In Joseph Heller’s 1962 classic Catch-22, the main character is an air force officer called Yossarian. One day he decides that he will not take part in bombing missions any more.
“What would happen,” the squadron’s chaplain asks him, “if everyone refused to fly?” Yossarian’s response is classic. “Then I’d be a fool to fly, isn’t it?”
And that’s why I am writing this article: Because if everyone — and his donkey — is writing about the virus, I’d be a fool not to, isn’t it?
But jokes aside, Yossarian’s answer hides a well-known problem of good logic. It is that logical answers don’t always lead to the best solutions. The problem lies not only in the reasoning process but in the premise as well.
Thus, while calls for lifting the lockdown are perfectly logical, they lead to the wrong solution. So there is a need to wait until this whole thing no longer resembles going blindfolded down a narrow, spiral staircase with uneven steps on a pitch-dark night.
It’s clear now that there are three options before any government. One is to not go down at all. That’s what a complete lockdown is. That’s what China did and it seems to have worked but we don’t really know.
The second is to go down a few steps and stop because you stumble. That’s what Singapore has done and, if we aren’t careful, we too may end up doing so. This is a real possibility now.
The third is to go down very, very slowly till you finally reach the bottom. It’s called the “better safe than dead” strategy. No one has tried it properly yet.
The virus and physics
To understand the infection problem, we must understand the concept of randomness. If you google it, you will find the parallel between what’s called Brownian motion and this infection.
Brownian motion is about molecules that jiggle around, colliding with each other. These collisions can be single or several times, which means a molecule can be hit from more than one side.
That makes their motion completely random and that’s why the problem cannot be solved except very unsatisfactorily by probabilistic modelling. One such model was proposed by Albert Einstein. So it’s not all rubbish.
In very broad terms what all this means is that you can’t predict molecular motion with any degree of accuracy. You can try but the chance that you are wrong, Einstein said, is 99.999999 … per cent.
This is the infection problem but I shouldn’t stretch the analogy too far. The point should be clear.
How to unlock
So given such a high degree of randomness, how should we approach a Yossarian type, least-risk solution to the economy problem? The equivalent to finding a vaccine in Yossarian’s case was the war ending.
A least-risk strategy consists in first understanding that the economy has three markets, each of which is hugely differentiated internally.
These are the markets for labour, finance, or capital, and products which can be physical and of course services. The question that the Modi government has to solve is not just which market to open first but which bits inside each as well.
The labour market, for instance, has three broad types of skills: Highly skilled, semi-skilled, and unskilled. The number of people in each category is self-evident.
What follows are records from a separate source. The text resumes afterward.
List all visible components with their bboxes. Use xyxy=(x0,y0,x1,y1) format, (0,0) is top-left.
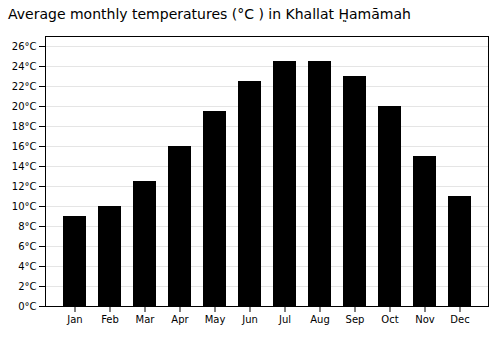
svg-text:Feb: Feb xyxy=(101,314,119,325)
svg-text:Mar: Mar xyxy=(136,314,156,325)
svg-text:Jul: Jul xyxy=(278,314,291,325)
svg-text:Jun: Jun xyxy=(241,314,258,325)
svg-text:14°C: 14°C xyxy=(12,161,37,172)
svg-text:2°C: 2°C xyxy=(18,281,36,292)
svg-text:22°C: 22°C xyxy=(12,81,37,92)
html-text:Average monthly temperatures (: Average monthly temperatures (°C ) in Kh… xyxy=(8,6,411,22)
svg-text:Apr: Apr xyxy=(171,314,189,325)
svg-text:Dec: Dec xyxy=(450,314,469,325)
svg-text:12°C: 12°C xyxy=(12,181,37,192)
svg-text:16°C: 16°C xyxy=(12,141,37,152)
svg-text:Jan: Jan xyxy=(66,314,82,325)
svg-text:Nov: Nov xyxy=(415,314,435,325)
svg-text:26°C: 26°C xyxy=(12,41,37,52)
svg-text:May: May xyxy=(205,314,226,325)
svg-text:24°C: 24°C xyxy=(12,61,37,72)
svg-text:6°C: 6°C xyxy=(18,241,36,252)
svg-text:8°C: 8°C xyxy=(18,221,36,232)
svg-text:4°C: 4°C xyxy=(18,261,36,272)
svg-text:Oct: Oct xyxy=(381,314,398,325)
svg-text:0°C: 0°C xyxy=(18,301,36,312)
svg-text:18°C: 18°C xyxy=(12,121,37,132)
svg-text:20°C: 20°C xyxy=(12,101,37,112)
svg-text:Aug: Aug xyxy=(310,314,330,325)
svg-text:10°C: 10°C xyxy=(12,201,37,212)
svg-text:Sep: Sep xyxy=(346,314,365,325)
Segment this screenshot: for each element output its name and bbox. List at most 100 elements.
So here’s what I think: The virus problem varies inversely with each category, meaning the higher the skills, the lower the probability of infection. Capital intensity and skill, therefore, should be the criterion for the sequence of opening.
But the political problem is that compassion requires the opposite, never mind the higher risk. This is what the government must be mindful of.
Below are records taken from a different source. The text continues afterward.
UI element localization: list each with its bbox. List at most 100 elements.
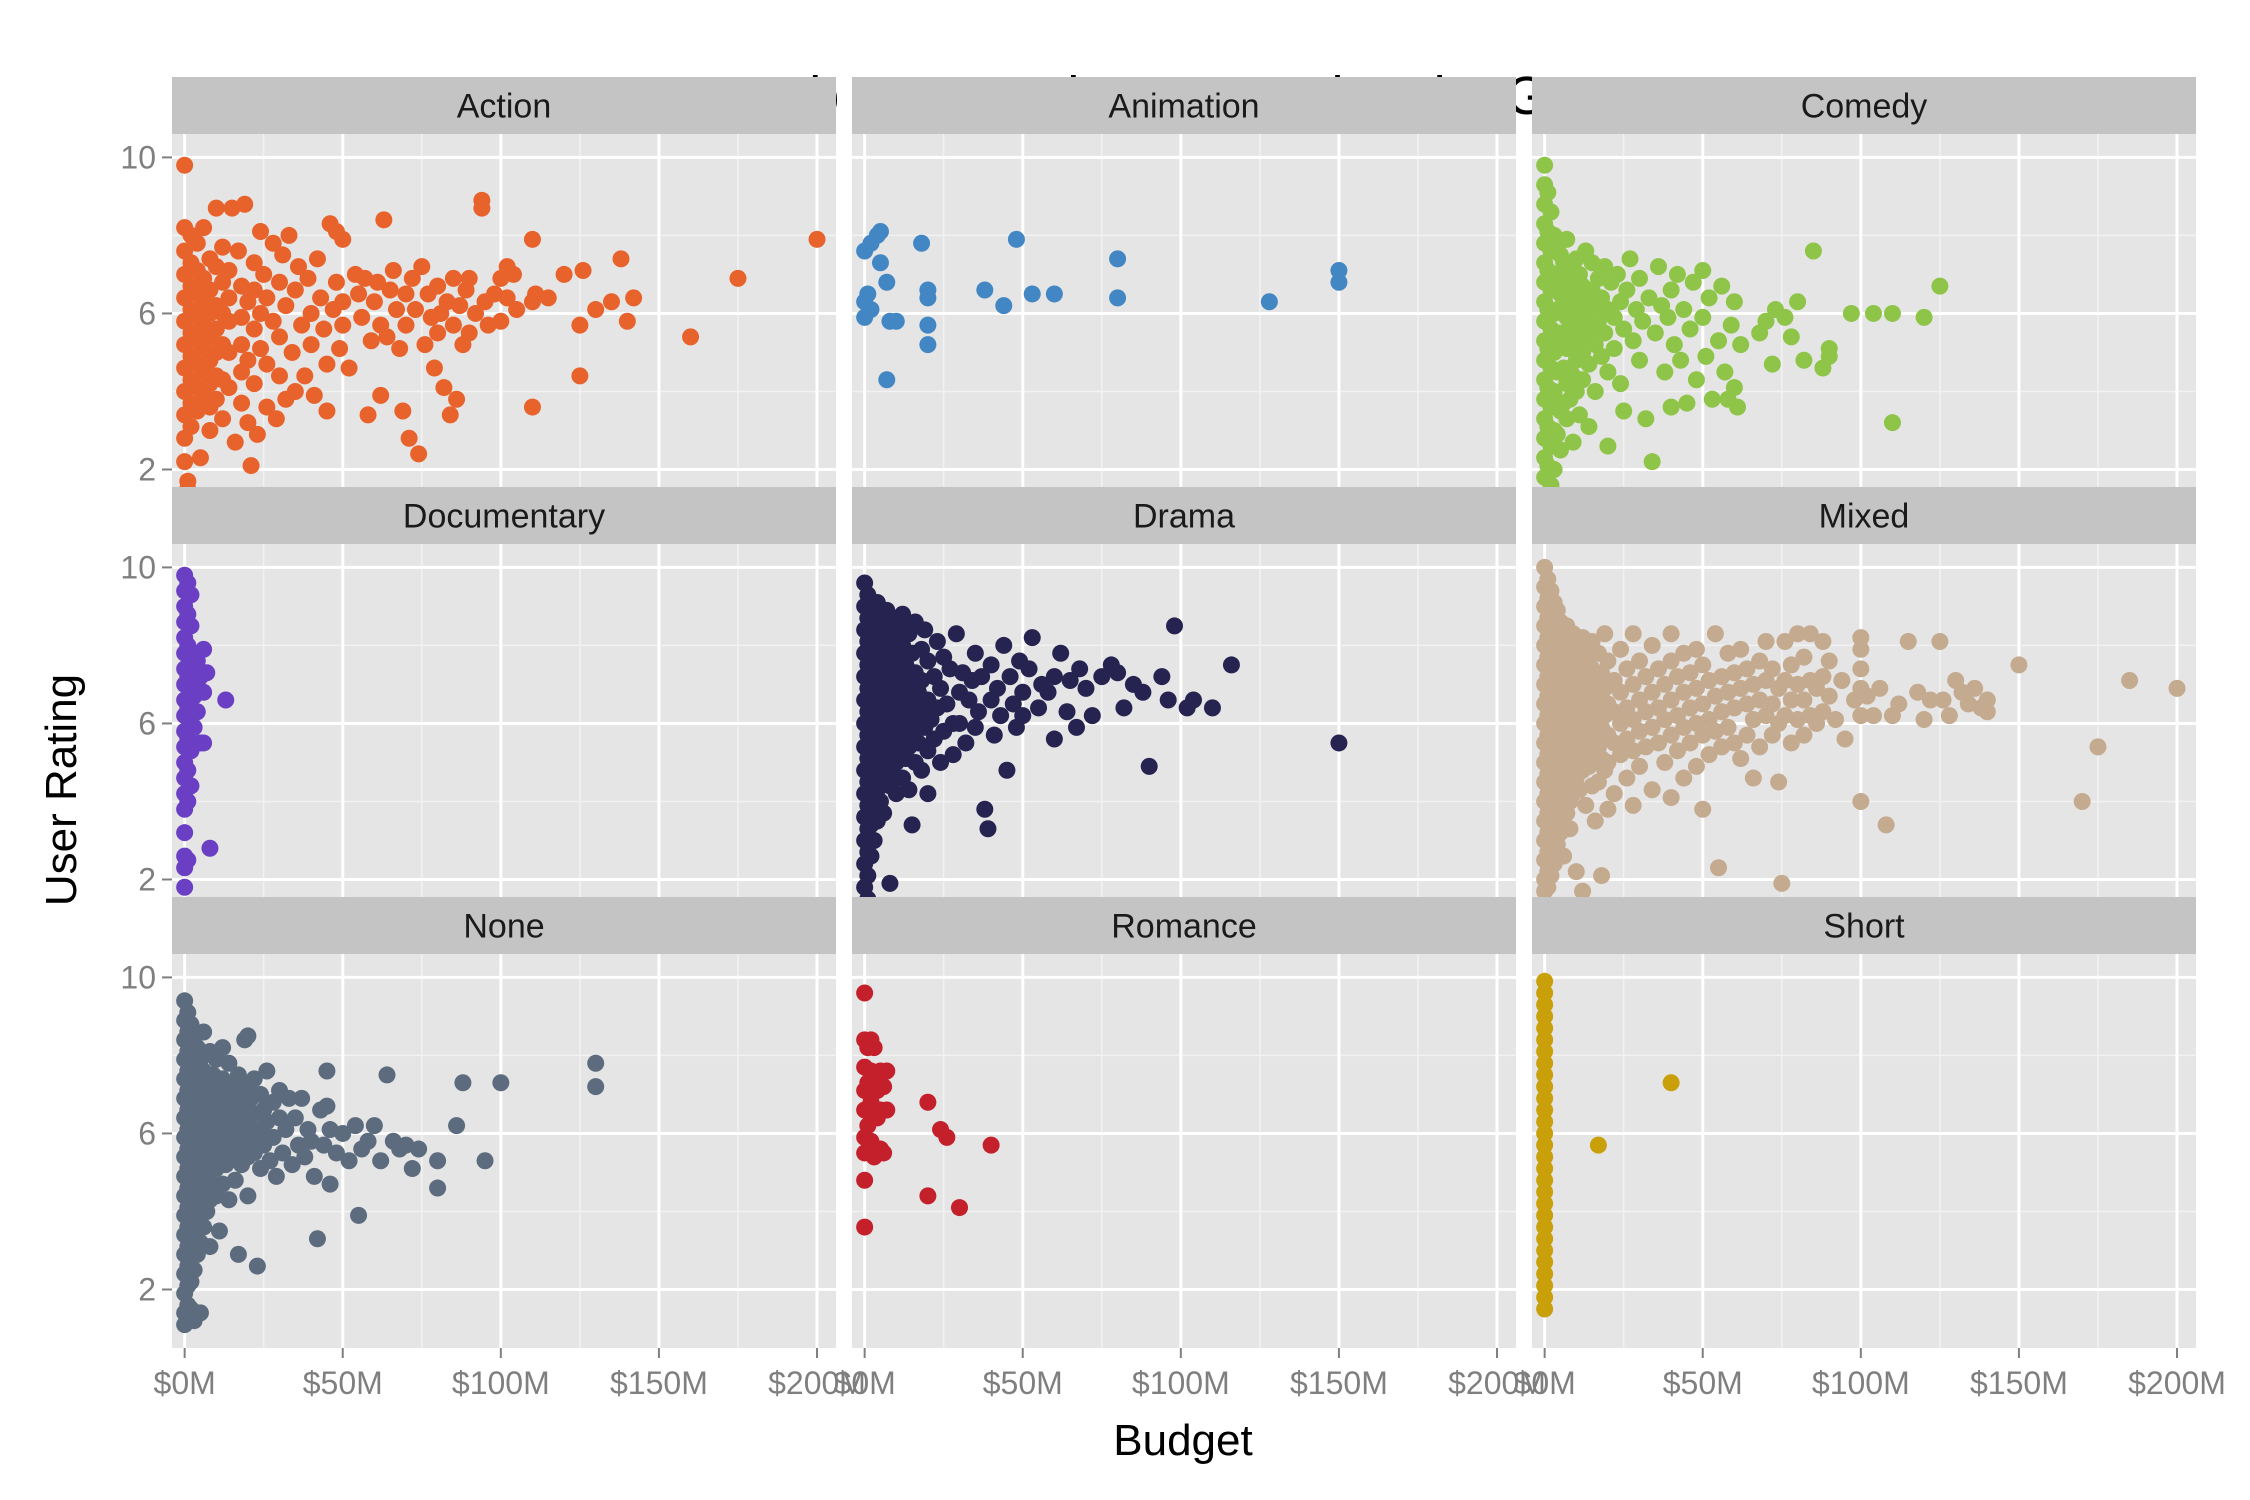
data-point	[859, 867, 877, 885]
data-point	[1795, 648, 1813, 666]
data-point	[1931, 277, 1949, 295]
facet-short: Short $0M $50M $100M $150M $200M	[1514, 897, 2226, 1401]
facet-strip-label: Action	[457, 88, 552, 126]
data-point	[280, 1089, 298, 1107]
data-point	[862, 847, 880, 865]
data-point	[1795, 726, 1813, 744]
data-point	[856, 1218, 874, 1236]
data-point	[444, 269, 462, 287]
data-point	[1697, 347, 1715, 365]
data-point	[274, 1144, 292, 1162]
data-point	[176, 878, 194, 896]
facet-strip	[1532, 77, 2196, 134]
data-point	[245, 375, 263, 393]
data-point	[571, 367, 589, 385]
data-point	[1612, 375, 1630, 393]
data-point	[185, 718, 203, 736]
data-point	[1665, 336, 1683, 354]
data-point	[1109, 664, 1127, 682]
data-point	[1014, 683, 1032, 701]
data-point	[1637, 668, 1655, 686]
data-point	[1703, 390, 1721, 408]
data-point	[1694, 800, 1712, 818]
data-point	[1093, 668, 1111, 686]
data-point	[919, 1093, 937, 1111]
data-point	[239, 414, 257, 432]
y-axis-title: User Rating	[37, 674, 86, 906]
data-point	[1716, 363, 1734, 381]
data-point	[1700, 289, 1718, 307]
data-point	[969, 703, 987, 721]
data-point	[1706, 625, 1724, 643]
data-point	[928, 633, 946, 651]
data-point	[1536, 1265, 1554, 1283]
data-point	[875, 1144, 893, 1162]
data-point	[296, 367, 314, 385]
data-point	[571, 316, 589, 334]
facet-strip-label: Comedy	[1801, 88, 1928, 126]
facet-strip	[852, 487, 1516, 544]
data-point	[1536, 1206, 1554, 1224]
data-point	[1681, 664, 1699, 682]
facet-none: None 2 6 10 $0M $50M $100M $150M $200M	[120, 897, 866, 1401]
data-point	[473, 199, 491, 217]
data-point	[214, 238, 232, 256]
x-axis-title: Budget	[1113, 1416, 1252, 1465]
data-point	[1668, 742, 1686, 760]
data-point	[289, 258, 307, 276]
data-point	[1827, 711, 1845, 729]
data-point	[210, 1222, 228, 1240]
data-point	[1045, 668, 1063, 686]
facet-strip-label: Romance	[1111, 908, 1257, 946]
data-point	[264, 1128, 282, 1146]
data-point	[397, 285, 415, 303]
data-point	[365, 1117, 383, 1135]
data-point	[1536, 1113, 1554, 1131]
data-point	[1662, 1074, 1680, 1092]
data-point	[1536, 1241, 1554, 1259]
data-point	[1934, 691, 1952, 709]
data-point	[1001, 668, 1019, 686]
data-point	[283, 343, 301, 361]
data-point	[1599, 800, 1617, 818]
data-point	[394, 402, 412, 420]
facet-strip-label: Short	[1823, 908, 1905, 946]
data-point	[985, 726, 1003, 744]
data-point	[913, 234, 931, 252]
data-point	[1725, 293, 1743, 311]
data-point	[375, 211, 393, 229]
data-point	[201, 1238, 219, 1256]
data-point	[523, 230, 541, 248]
data-point	[179, 851, 197, 869]
data-point	[1940, 707, 1958, 725]
data-point	[998, 761, 1016, 779]
data-point	[1052, 644, 1070, 662]
data-point	[1820, 652, 1838, 670]
data-point	[960, 691, 978, 709]
data-point	[245, 1070, 263, 1088]
data-point	[403, 269, 421, 287]
data-point	[1618, 281, 1636, 299]
data-point	[1045, 285, 1063, 303]
data-point	[267, 410, 285, 428]
data-point	[176, 824, 194, 842]
data-point	[976, 281, 994, 299]
data-point	[587, 1078, 605, 1096]
panel-background	[852, 954, 1516, 1348]
data-point	[182, 617, 200, 635]
data-point	[1687, 640, 1705, 658]
data-point	[296, 1148, 314, 1166]
data-point	[258, 355, 276, 373]
data-point	[1852, 707, 1870, 725]
data-point	[1624, 796, 1642, 814]
data-point	[1071, 660, 1089, 678]
data-point	[1883, 304, 1901, 322]
data-point	[1536, 1054, 1554, 1072]
data-point	[435, 379, 453, 397]
data-point	[951, 714, 969, 732]
data-point	[1615, 402, 1633, 420]
data-point	[1804, 242, 1822, 260]
data-point	[267, 1167, 285, 1185]
data-point	[280, 226, 298, 244]
data-point	[944, 746, 962, 764]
Likewise, the market for money also has at least two broad components: One is for investment and the other is for not-investment. The latter has several components.
In what sequence do you open these up? This is the toughest question to answer. But the basic criterion should still be skills, in order to minimise the number of people who can, as it were, collide.
Finally, there’s the product and services market. This is the easiest because of the essential vs non-essential categorisation. The supply chain is also simpler for the former category, which comprises food, energy, medicine, etc.
The real problem here is the mandis. The skills are low but the service is essential. So very strict and even sometimes very harsh policing is needed. The bleeding hearts can be asked to supervise the police personally.
And finally do remember: Governments are made up of politicians who run a high risk of losing their seats in Parliament if their party gets it wrong. So caution is baked into any solution. That’s our best hope.